With espresso-fueled nausea, I waded through these outlandish documents, not even sure what I was looking for. There was hardly a single reference to Bee individually. Compared to their exhaustive treatment of Lode, the description of his victims was perfunctory. They were defined by their ages and occupations: barmaid, housewife, hairdresser, Health Visitor, university lecturer, receptionist, waitress, sculptress. . . A treatment that seemed to reduce them to almost
nothing
—when they were people for godsake, people on whom other people counted! It really doesn’t matter if they were bookish or banal. They meant something to somebody, and to
themselves.
(Maybe even to a few pets, who’d now have to be rehomed or put down.)

everybody means something.

But at least we were spared all the claptrap American gun outrages inspire, with the candlelight vigils, extremist defenses of gun ownership (as if owning lethal weapons were a
good
thing, rather than an incontrovertible sign of barbarism), and mawkish talk of god. After the Tucson murders, Obama had to lay it on thick, with “Scripture tells us this” and “Scripture tells us that.” Everybody said it was his best speech ever! Come to think of it, there probably
was
some dumb religious rigmarole going on in that hokey cathedral of theirs—but I wouldn’t be going.
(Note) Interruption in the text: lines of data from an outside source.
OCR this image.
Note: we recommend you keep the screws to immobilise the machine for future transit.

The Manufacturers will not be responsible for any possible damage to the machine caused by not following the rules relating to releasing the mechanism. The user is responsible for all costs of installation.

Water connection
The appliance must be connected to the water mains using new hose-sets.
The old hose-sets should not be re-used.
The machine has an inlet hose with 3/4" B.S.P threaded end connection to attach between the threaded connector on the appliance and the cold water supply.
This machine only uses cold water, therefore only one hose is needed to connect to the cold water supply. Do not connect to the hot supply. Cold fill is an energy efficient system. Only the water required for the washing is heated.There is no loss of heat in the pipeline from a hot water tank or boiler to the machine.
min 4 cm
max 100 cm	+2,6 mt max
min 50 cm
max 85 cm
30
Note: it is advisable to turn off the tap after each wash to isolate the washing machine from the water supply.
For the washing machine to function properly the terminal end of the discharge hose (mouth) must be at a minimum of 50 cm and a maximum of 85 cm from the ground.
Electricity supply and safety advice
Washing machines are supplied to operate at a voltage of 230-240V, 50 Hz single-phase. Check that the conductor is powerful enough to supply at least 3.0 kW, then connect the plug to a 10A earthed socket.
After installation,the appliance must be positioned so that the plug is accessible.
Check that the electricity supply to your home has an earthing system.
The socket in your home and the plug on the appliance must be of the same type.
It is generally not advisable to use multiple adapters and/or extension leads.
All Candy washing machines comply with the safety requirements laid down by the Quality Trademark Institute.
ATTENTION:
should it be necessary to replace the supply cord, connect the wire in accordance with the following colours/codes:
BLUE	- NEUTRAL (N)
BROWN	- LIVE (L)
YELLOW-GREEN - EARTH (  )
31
A young guy with long black hair and a face like the Mona Lisa sat down at an upright piano, in the corner of the café, that I hadn’t even noticed, and started playing 1960s tunes with some panache. The joint was jumpin’, in an English kind of way. Customers became more animated, clapping politely between numbers. . . and I felt myself relax for the first time since I heard of Bee’s death. Not because music is some goddam
relaxant
, but because it gave me another metaphysical plane to be on. I needed that more than coffee.

Any music was a help, but what I really wanted was Bach. So I struggled to my feet, went over and put a bit of money in the guy’s tips teacup on top of the piano. All I said was, “Bach,” and then sat down. But he didn’t play me any Bach. Maybe he didn’t do classical music, or he hadn’t heard me, or he never played requests. Whether I’d blundered into another faux pas was of little concern to me anymore, since I’d now spotted on the front of one of the papers a reference to an obituary of Bee. I turned to the appropriate page, trembling.

 

The American sculptor, Bridget Hanafan, who has died age 53 as a result of the mass killing in Canterbury on 23 May, produced some of the most appealing public sculptures of recent years.
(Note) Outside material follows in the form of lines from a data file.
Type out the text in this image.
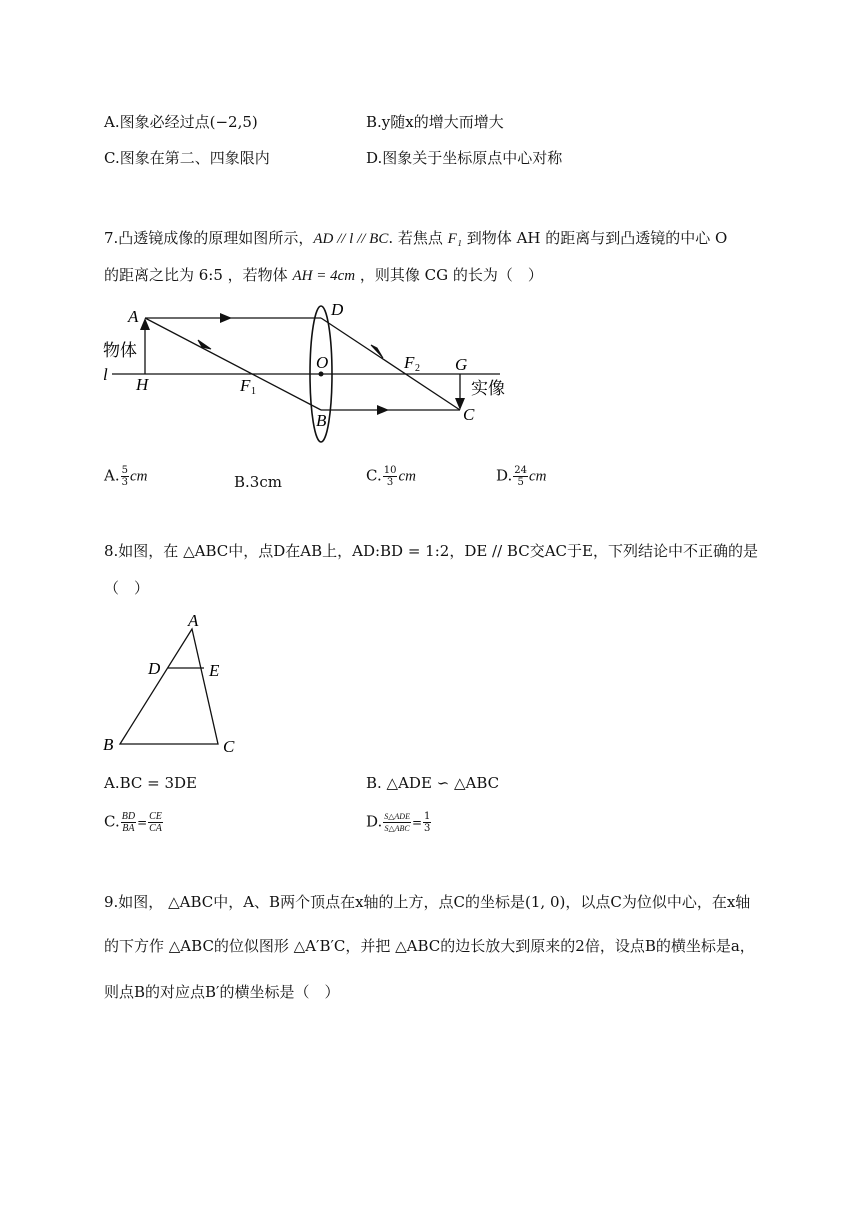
A.图象必经过点(−2,5)	B.y随x的增大而增大
C.图象在第二、四象限内	D.图象关于坐标原点中心对称
7.凸透镜成像的原理如图所示，AD // l // BC. 若焦点 F₁ 到物体 AH 的距离与到凸透镜的中心 O
的距离之比为 6:5 ，若物体 AH = 4cm ，则其像 CG 的长为（　）
A	D
O	F 2 G
l
H	F 1
B	C
物体
实像
A. $\frac{5}{3}$ cm	B.3cm	C. $\frac{10}{3}$ cm	D. $\frac{24}{5}$ cm
8.如图，在 △ABC中，点D在AB上，AD:BD = 1:2，DE // BC交AC于E，下列结论中不正确的是
（　）
A
D	E
B	C
A.BC = 3DE	B. △ADE ∽ △ABC
C. $\frac{BD}{BA} = \frac{CE}{CA}$	D. $\frac{\text{S△ADE}}{\text{S△ABC}} = \frac{1}{3}$
9.如图， △ABC中，A、B两个顶点在x轴的上方，点C的坐标是(1, 0)，以点C为位似中心，在x轴
的下方作 △ABC的位似图形 △A′B′C，并把 △ABC的边长放大到原来的2倍，设点B的横坐标是a，
则点B的对应点B′的横坐标是（　）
Born in the American Midwest in 1958, Hanafan studied at the Rhode Island School of Design, where she gained a reputation early on as one of the foremost sculptors of her generation.

After a hiatus caused by an unhappy marriage, Hanafan started producing works in clay, culminating in her first one-woman show in 1994. Commissions for installations and public projects soon followed, along with a number of prestigious awards and fellowships.
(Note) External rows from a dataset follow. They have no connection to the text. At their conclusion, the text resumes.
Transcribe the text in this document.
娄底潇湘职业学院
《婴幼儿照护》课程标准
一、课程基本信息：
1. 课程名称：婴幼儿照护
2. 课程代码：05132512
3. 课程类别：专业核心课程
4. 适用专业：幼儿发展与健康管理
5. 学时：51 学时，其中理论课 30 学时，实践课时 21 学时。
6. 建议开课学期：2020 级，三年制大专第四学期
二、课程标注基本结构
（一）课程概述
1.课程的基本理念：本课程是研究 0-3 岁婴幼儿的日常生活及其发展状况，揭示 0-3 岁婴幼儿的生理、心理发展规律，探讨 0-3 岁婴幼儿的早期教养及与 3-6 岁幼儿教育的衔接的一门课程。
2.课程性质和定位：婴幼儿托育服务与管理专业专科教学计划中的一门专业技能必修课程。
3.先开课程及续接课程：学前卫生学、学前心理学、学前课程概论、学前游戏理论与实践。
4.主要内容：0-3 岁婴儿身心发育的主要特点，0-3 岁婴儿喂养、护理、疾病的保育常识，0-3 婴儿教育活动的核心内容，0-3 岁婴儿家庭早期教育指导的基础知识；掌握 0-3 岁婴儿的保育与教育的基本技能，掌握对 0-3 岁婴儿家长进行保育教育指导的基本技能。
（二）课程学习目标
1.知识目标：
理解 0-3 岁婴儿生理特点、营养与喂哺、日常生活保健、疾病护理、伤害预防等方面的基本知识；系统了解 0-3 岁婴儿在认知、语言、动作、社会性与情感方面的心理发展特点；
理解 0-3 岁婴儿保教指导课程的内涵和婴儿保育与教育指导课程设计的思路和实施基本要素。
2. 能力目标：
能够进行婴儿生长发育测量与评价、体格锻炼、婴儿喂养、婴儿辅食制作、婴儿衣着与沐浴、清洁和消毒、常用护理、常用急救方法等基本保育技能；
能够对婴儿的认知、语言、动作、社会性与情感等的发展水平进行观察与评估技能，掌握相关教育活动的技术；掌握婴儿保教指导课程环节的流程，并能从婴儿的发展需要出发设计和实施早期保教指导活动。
Recently, Hanafan had relocated to Canterbury, in order to take up a post of artist-in-residence. There she enlarged on a series of assemblages begun in New York, which she dubbed Coziness Sculptures, life-size re-creations of domestic and rural scenes intended as “a glimpse of something good”. Hanafan was exploring sculpture as a means of contributing to a sense of well-being in the spectator.

By including lighting and audio elements as well as family heirlooms and other found materials, Hanafan combined an awareness of personal struggle with a delight in the textures of everyday life. In touching works that are autobiographical in nature, she promoted the pleasure principle, revealing a newly humane approach in contemporary art.